Saturday, November 17, 2007

THE GIRL NEXT DOOR (20th Century Fox 1953) Fox Home Video

Richard Sale’s The Girl Next Door (1953) is a rather bizarrely amusing claptrap of oddities that comes together in a practically delightful way. The film stars resident Fox rival blonde to Betty Grable – June Haver (in her last screen appearance) as Jeannie Laird; a superficial nightclub chanteuse who buys her first home in the glamorous foothills of an isolated community, then rants and reels at her neighbors, cartoonist and single father, Bill Carter (Dan Dailey) and his ten year old precocious son, Joe.

The absurdity is that Jeannie quickly becomes fixated on Bill as a potential beau – a move that sticks in Joe’s craw. You see, Joe has become used to the ‘father/son’ routine and sees Jeannie as a definite threat to his monopoly on dad’s time and friendship.

As Jeannie and Bill’s romance heats up Bill cancels a retreat he planned for Joe – a move which prompts Joe to write his father’s paper and claim that his popular cartoon strip is not legitimate since it depicts an idyllic father/son who go fishing in Canada – something Bill and Joe did not do.

There are some delightful moments to be had in this otherwise conventionally small musical offering from 20th Century-Fox. On the plus side: The ‘Nowhere Man’ ballet is an overblown film noir regurgitation of MGM’s Girl Hunt ballet from The Band Wagon (1953) but interesting for its psychological underpinnings. In it Bill, who is observing the ballet from his front row seat at the nightclub where Jeannie is performing, projects his overly protective male machismo into the sequence. He becomes a sort of blithe spirit of the ‘Johnny Dollar’ detective serial – rescuing Jeannie from rival pawing cads.

There’s also Bill and Joe’s delightful dish throwing dance routine to the confirmed bachelor song, ‘I’d Rather Have A Pal Than A Gal.’ On the negative, is Bill and Joe’s rather tacky pas deux as a pair of dancing duds in a father/son dream sequence ballet.

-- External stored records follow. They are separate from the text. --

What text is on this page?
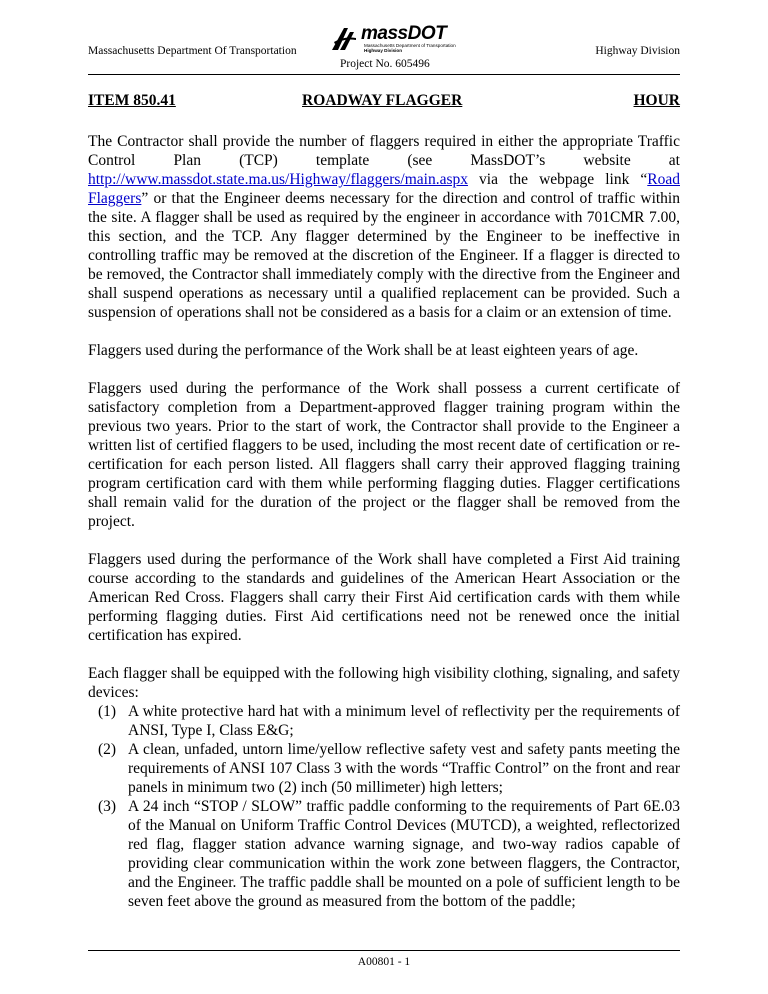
Massachusetts Department Of Transportation
massDOT
Massachusetts Department of Transportation
Highway Division	Highway Division
Project No. 605496
ITEM 850.41	ROADWAY FLAGGER	HOUR

The Contractor shall provide the number of flaggers required in either the appropriate Traffic Control Plan (TCP) template (see MassDOT’s website at http://www.massdot.state.ma.us/Highway/flaggers/main.aspx via the webpage link “Road Flaggers” or that the Engineer deems necessary for the direction and control of traffic within the site. A flagger shall be used as required by the engineer in accordance with 701CMR 7.00, this section, and the TCP. Any flagger determined by the Engineer to be ineffective in controlling traffic may be removed at the discretion of the Engineer. If a flagger is directed to be removed, the Contractor shall immediately comply with the directive from the Engineer and shall suspend operations as necessary until a qualified replacement can be provided. Such a suspension of operations shall not be considered as a basis for a claim or an extension of time.

Flaggers used during the performance of the Work shall be at least eighteen years of age.

Flaggers used during the performance of the Work shall possess a current certificate of satisfactory completion from a Department-approved flagger training program within the previous two years. Prior to the start of work, the Contractor shall provide to the Engineer a written list of certified flaggers to be used, including the most recent date of certification or re-certification for each person listed. All flaggers shall carry their approved flagging training program certification card with them while performing flagging duties. Flagger certifications shall remain valid for the duration of the project or the flagger shall be removed from the project.

Flaggers used during the performance of the Work shall have completed a First Aid training course according to the standards and guidelines of the American Heart Association or the American Red Cross. Flaggers shall carry their First Aid certification cards with them while performing flagging duties. First Aid certifications need not be renewed once the initial certification has expired.

Each flagger shall be equipped with the following high visibility clothing, signaling, and safety devices:

(1) A white protective hard hat with a minimum level of reflectivity per the requirements of ANSI, Type I, Class E&G;
(2) A clean, unfaded, untorn lime/yellow reflective safety vest and safety pants meeting the requirements of ANSI 107 Class 3 with the words “Traffic Control” on the front and rear panels in minimum two (2) inch (50 millimeter) high letters;
(3) A 24 inch “STOP / SLOW” traffic paddle conforming to the requirements of Part 6E.03 of the Manual on Uniform Traffic Control Devices (MUTCD), a weighted, reflectorized red flag, flagger station advance warning signage, and two-way radios capable of providing clear communication within the work zone between flaggers, the Contractor, and the Engineer. The traffic paddle shall be mounted on a pole of sufficient length to be seven feet above the ground as measured from the bottom of the paddle;
A00801 - 1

The musical program isn’t exactly trend-setting, but it’s more than passable and it does make valiant inroads toward establishing the ‘integrated musical’ – then a revolutionary staple of the Rodgers and Hammerstein Broadway musicals and, occasionally, some of MGM’s more progressive efforts from the mid-forties, whereby songs echo a character’s sentiments and/or emotional state and are not merely tack-ons for pure entertainment value. In the end, The Girl Next Door doesn’t expect much from its audience and its audience seems only too happy to reciprocate the feeling with a nod and a smile.

Fox Home Video’s DVD is a tad below their usual standard. The full frame DVD captures the garish color palette of Fox musicals from this vintage. When the 3-strip Technicolor is perfectly aligned the image is bright, sharp and eye popping. Unfortunately, just like Fox’s other release ‘With A Song in My Heart’, ‘The Girl Next Door suffers from intermittent Technicolor mis-registration.

There’s also a thin patina of film grain (a curiosity, since Technicolor was a ‘grain invisible’ system of photography – much more so than B&W). Flesh tones again are more orange than natural. Certain scenes appear to have an overly blue/green tint that is distracting. Minor edge enhancement exists. The audio is mono but nicely represented. Three vintage featurettes and the theatrical trailer round out the extra features.